Agatina Sonaggere – Filosofia
Il segreto della morte lo si può svelare solo cercandolo nel cuore della vita.
Il segreto della morte lo si può svelare solo cercandolo nel cuore della vita.
Non sempre quello che non si vede non esiste. È un fatto di fede autentica. Altrimenti quelli che credono in Dio avrebbero tutti le allucinazioni. Dio infatti esiste. Ma ha paura della Storia. Uccidendomi, “curandomi”, respinge e ritratta la stessa fede nell’invisibile che gli portano, e non cancellerà quello che chiama sogni o chimere, bensì diventerà il Suo destino nella strada presa al contrario. E non la ritratterò neanche se dovessi bruciare per sempre tra le fiamme dell’inferno. Perché non servirebbe. L’esattezza di una via ha una sola direzione e non appartiene a chi la vede, esiste incondizionata da qualsiasi potere e vita, da qualsiasi cielo.
Bianco o nero, il grigio è il cattivo gusto.
Il tempo ci accompagna per tutta la vita, ma ciò che conta davvero avviene fuori da esso.
Non guardare da dietro l’angolo la mia delusione mentre percorro la mesta strada, è non seguire i miei dolenti passi; annuseresti la scia del mio rancore!
La pietà è la conseguenza del sentirsi con tutti una sola carne.

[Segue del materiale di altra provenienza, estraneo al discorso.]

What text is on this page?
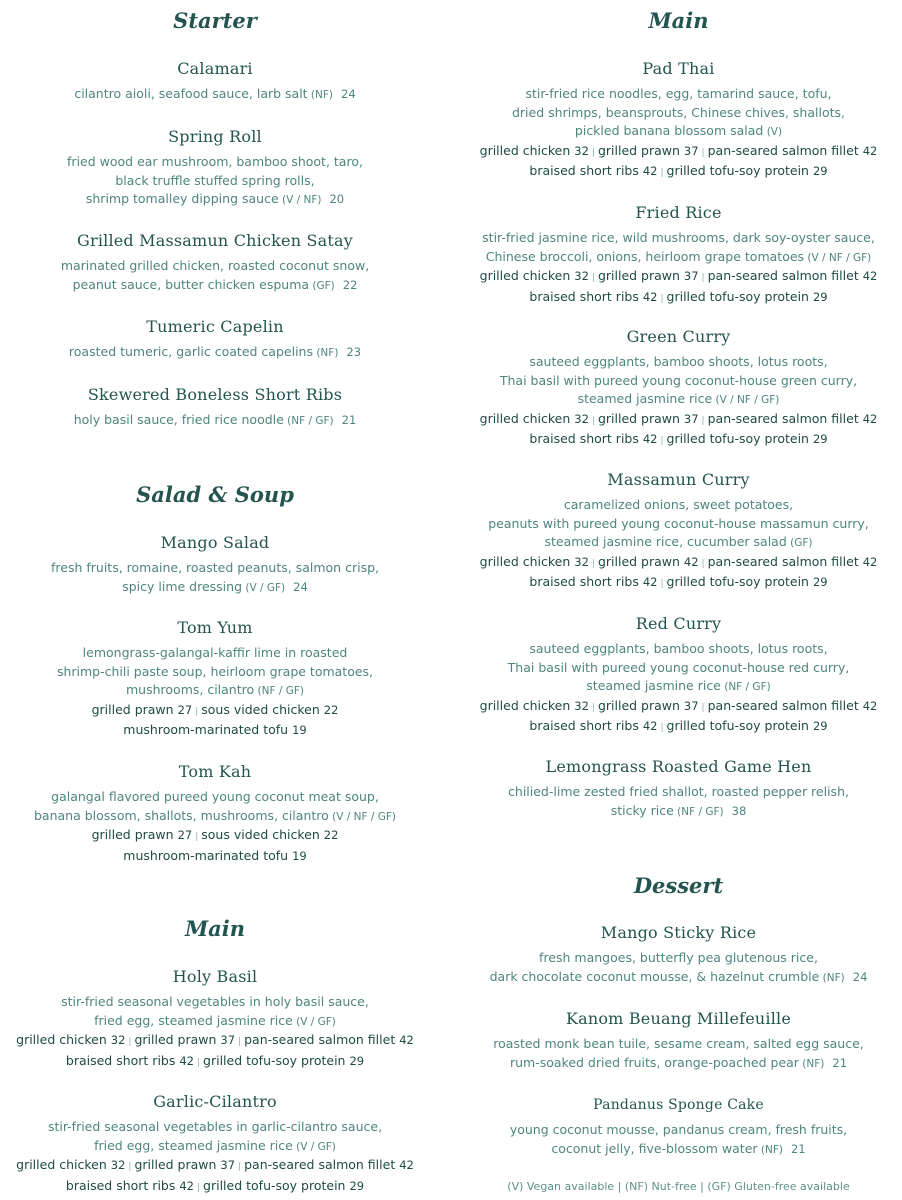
Starter
Calamari
cilantro aioli, seafood sauce, larb salt (NF) 24
Spring Roll
fried wood ear mushroom, bamboo shoot, taro,
black truffle stuffed spring rolls,
shrimp tomalley dipping sauce (V / NF) 20
Grilled Massamun Chicken Satay
marinated grilled chicken, roasted coconut snow,
peanut sauce, butter chicken espuma (GF) 22
Tumeric Capelin
roasted tumeric, garlic coated capelins (NF) 23
Skewered Boneless Short Ribs
holy basil sauce, fried rice noodle (NF / GF) 21
Salad & Soup
Mango Salad
fresh fruits, romaine, roasted peanuts, salmon crisp,
spicy lime dressing (V / GF) 24
Tom Yum
lemongrass-galangal-kaffir lime in roasted
shrimp-chili paste soup, heirloom grape tomatoes,
mushrooms, cilantro (NF / GF)
grilled prawn 27 | sous vided chicken 22
mushroom-marinated tofu 19
Tom Kah
galangal flavored pureed young coconut meat soup,
banana blossom, shallots, mushrooms, cilantro (V / NF / GF)
grilled prawn 27 | sous vided chicken 22
mushroom-marinated tofu 19
Main
Holy Basil
stir-fried seasonal vegetables in holy basil sauce,
fried egg, steamed jasmine rice (V / GF)
grilled chicken 32 | grilled prawn 37 | pan-seared salmon fillet 42
braised short ribs 42 | grilled tofu-soy protein 29
Garlic-Cilantro
stir-fried seasonal vegetables in garlic-cilantro sauce,
fried egg, steamed jasmine rice (V / GF)
grilled chicken 32 | grilled prawn 37 | pan-seared salmon fillet 42
braised short ribs 42 | grilled tofu-soy protein 29
Main
Pad Thai
stir-fried rice noodles, egg, tamarind sauce, tofu,
dried shrimps, beansprouts, Chinese chives, shallots,
pickled banana blossom salad (V)
grilled chicken 32 | grilled prawn 37 | pan-seared salmon fillet 42
braised short ribs 42 | grilled tofu-soy protein 29
Fried Rice
stir-fried jasmine rice, wild mushrooms, dark soy-oyster sauce,
Chinese broccoli, onions, heirloom grape tomatoes (V / NF / GF)
grilled chicken 32 | grilled prawn 37 | pan-seared salmon fillet 42
braised short ribs 42 | grilled tofu-soy protein 29
Green Curry
sauteed eggplants, bamboo shoots, lotus roots,
Thai basil with pureed young coconut-house green curry,
steamed jasmine rice (V / NF / GF)
grilled chicken 32 | grilled prawn 37 | pan-seared salmon fillet 42
braised short ribs 42 | grilled tofu-soy protein 29
Massamun Curry
caramelized onions, sweet potatoes,
peanuts with pureed young coconut-house massamun curry,
steamed jasmine rice, cucumber salad (GF)
grilled chicken 32 | grilled prawn 42 | pan-seared salmon fillet 42
braised short ribs 42 | grilled tofu-soy protein 29
Red Curry
sauteed eggplants, bamboo shoots, lotus roots,
Thai basil with pureed young coconut-house red curry,
steamed jasmine rice (NF / GF)
grilled chicken 32 | grilled prawn 37 | pan-seared salmon fillet 42
braised short ribs 42 | grilled tofu-soy protein 29
Lemongrass Roasted Game Hen
chilied-lime zested fried shallot, roasted pepper relish,
sticky rice (NF / GF) 38
Dessert
Mango Sticky Rice
fresh mangoes, butterfly pea glutenous rice,
dark chocolate coconut mousse, & hazelnut crumble (NF) 24
Kanom Beuang Millefeuille
roasted monk bean tuile, sesame cream, salted egg sauce,
rum-soaked dried fruits, orange-poached pear (NF) 21
Pandanus Sponge Cake
young coconut mousse, pandanus cream, fresh fruits,
coconut jelly, five-blossom water (NF) 21
(V) Vegan available | (NF) Nut-free | (GF) Gluten-free available
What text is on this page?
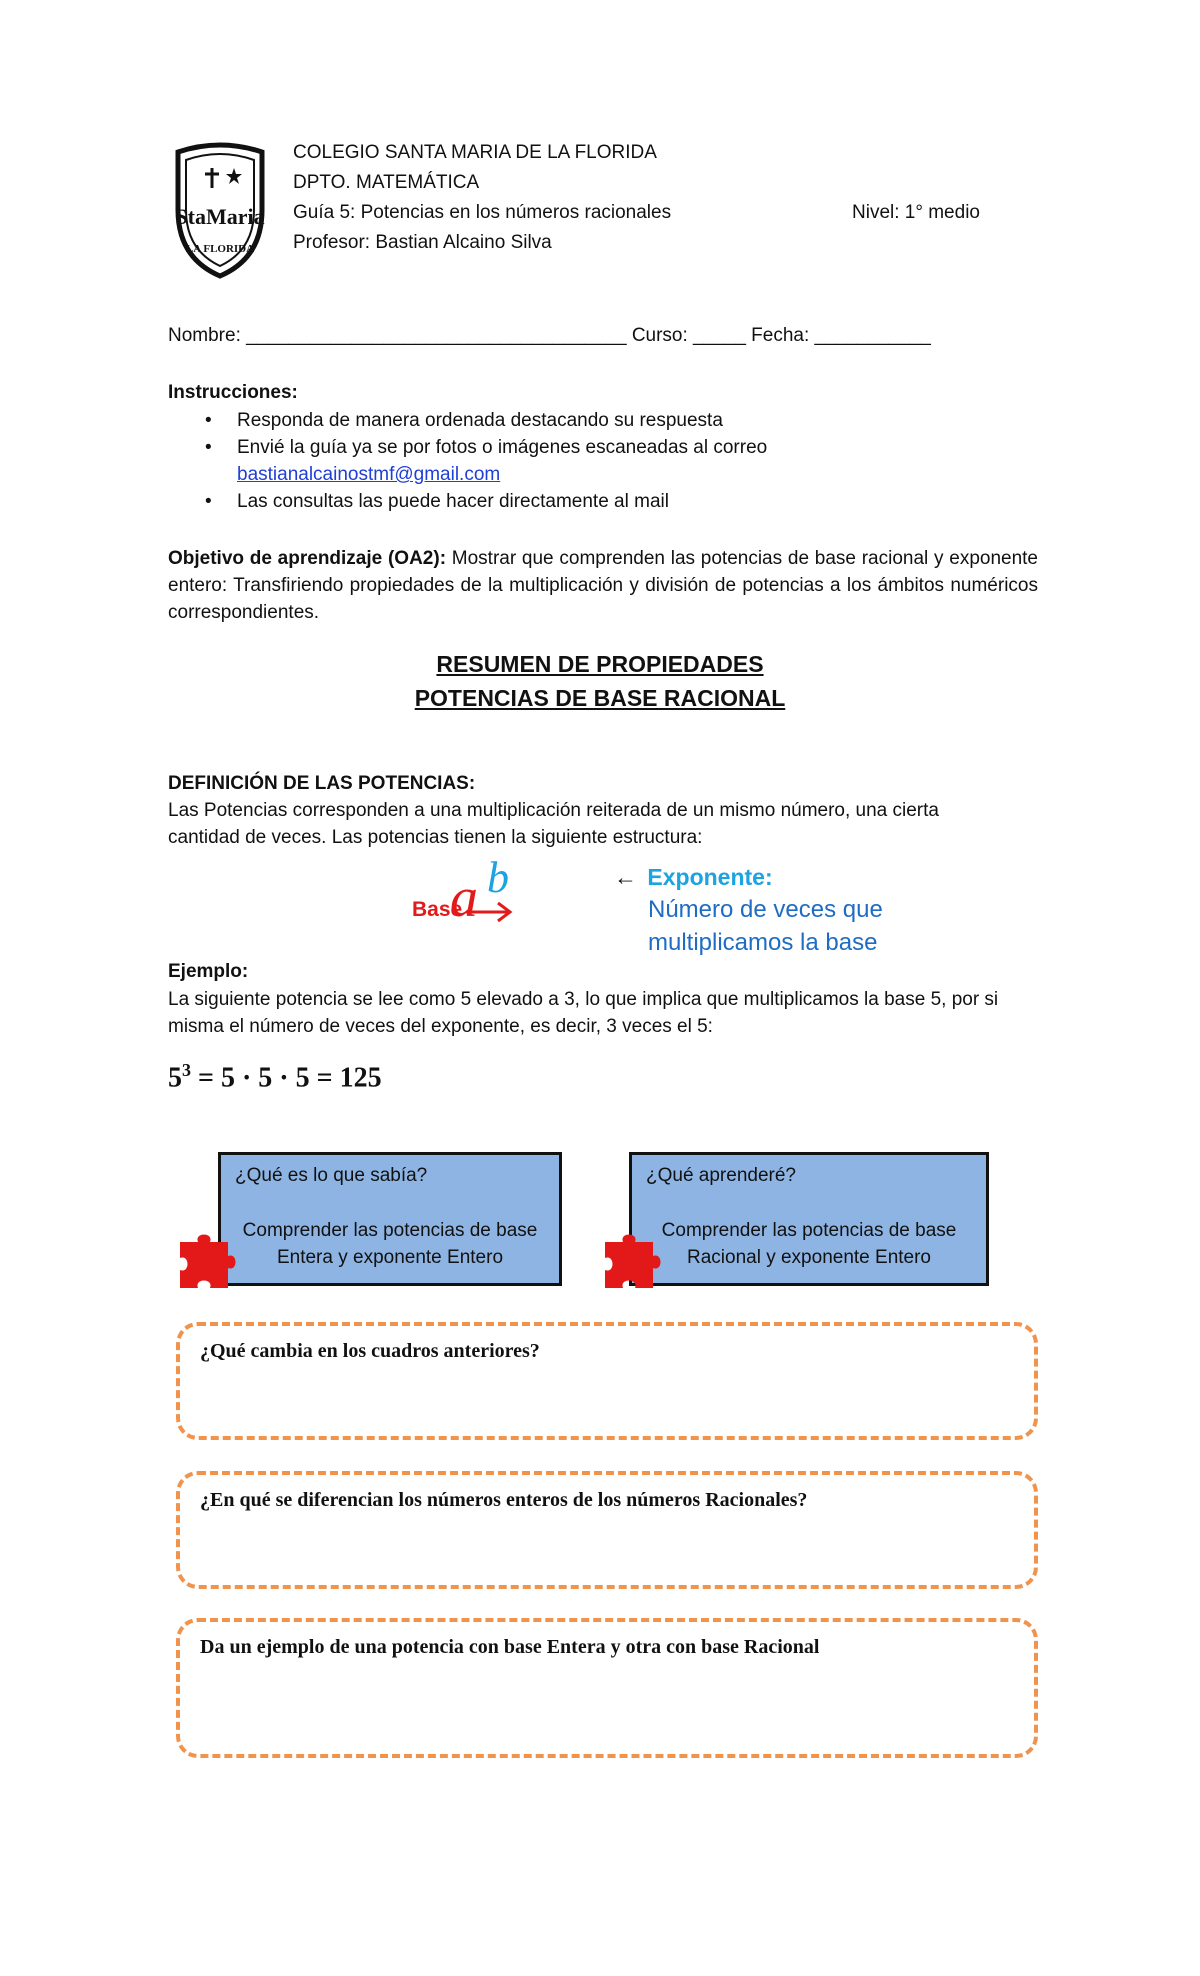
StaMaria
LA FLORIDA
COLEGIO SANTA MARIA DE LA FLORIDA
DPTO. MATEMÁTICA
Guía 5: Potencias en los números racionales	Nivel: 1° medio
Profesor: Bastian Alcaino Silva
Nombre: ____________________________________ Curso: _____ Fecha: ___________
Instrucciones:
• Responda de manera ordenada destacando su respuesta
• Envié la guía ya se por fotos o imágenes escaneadas al correo
bastianalcainostmf@gmail.com
• Las consultas las puede hacer directamente al mail
Objetivo de aprendizaje (OA2): Mostrar que comprenden las potencias de base racional y exponente entero: Transfiriendo propiedades de la multiplicación y división de potencias a los ámbitos numéricos correspondientes.
RESUMEN DE PROPIEDADES
POTENCIAS DE BASE RACIONAL
DEFINICIÓN DE LAS POTENCIAS:
Las Potencias corresponden a una multiplicación reiterada de un mismo número, una cierta cantidad de veces. Las potencias tienen la siguiente estructura:
Base
a b	← Exponente:
Número de veces que
multiplicamos la base
Ejemplo:
La siguiente potencia se lee como 5 elevado a 3, lo que implica que multiplicamos la base 5, por si misma el número de veces del exponente, es decir, 3 veces el 5:
$5^3 = 5 \cdot 5 \cdot 5 = 125$
¿Qué es lo que sabía?
Comprender las potencias de base
Entera y exponente Entero
¿Qué aprenderé?
Comprender las potencias de base
Racional y exponente Entero
¿Qué cambia en los cuadros anteriores?
¿En qué se diferencian los números enteros de los números Racionales?
Da un ejemplo de una potencia con base Entera y otra con base Racional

La carne è uno stadio intermedio dell’evoluzione umana.
Se nell’etica l’uomo si potesse specchiare, forse una storia diversa andremmo a raccontare, alla pace assai più congeniale. E pur con la Natura non saremmo a bisticciare. Ma i grandi cambiamenti si possono spiegare anche con una differente visuale, è quando la morale non è unica e universale, è quando di uomo non esiste solo un ideale che si vuole realizzare. Così una soluzione si può soltanto prospettare: il giusto deve trionfare.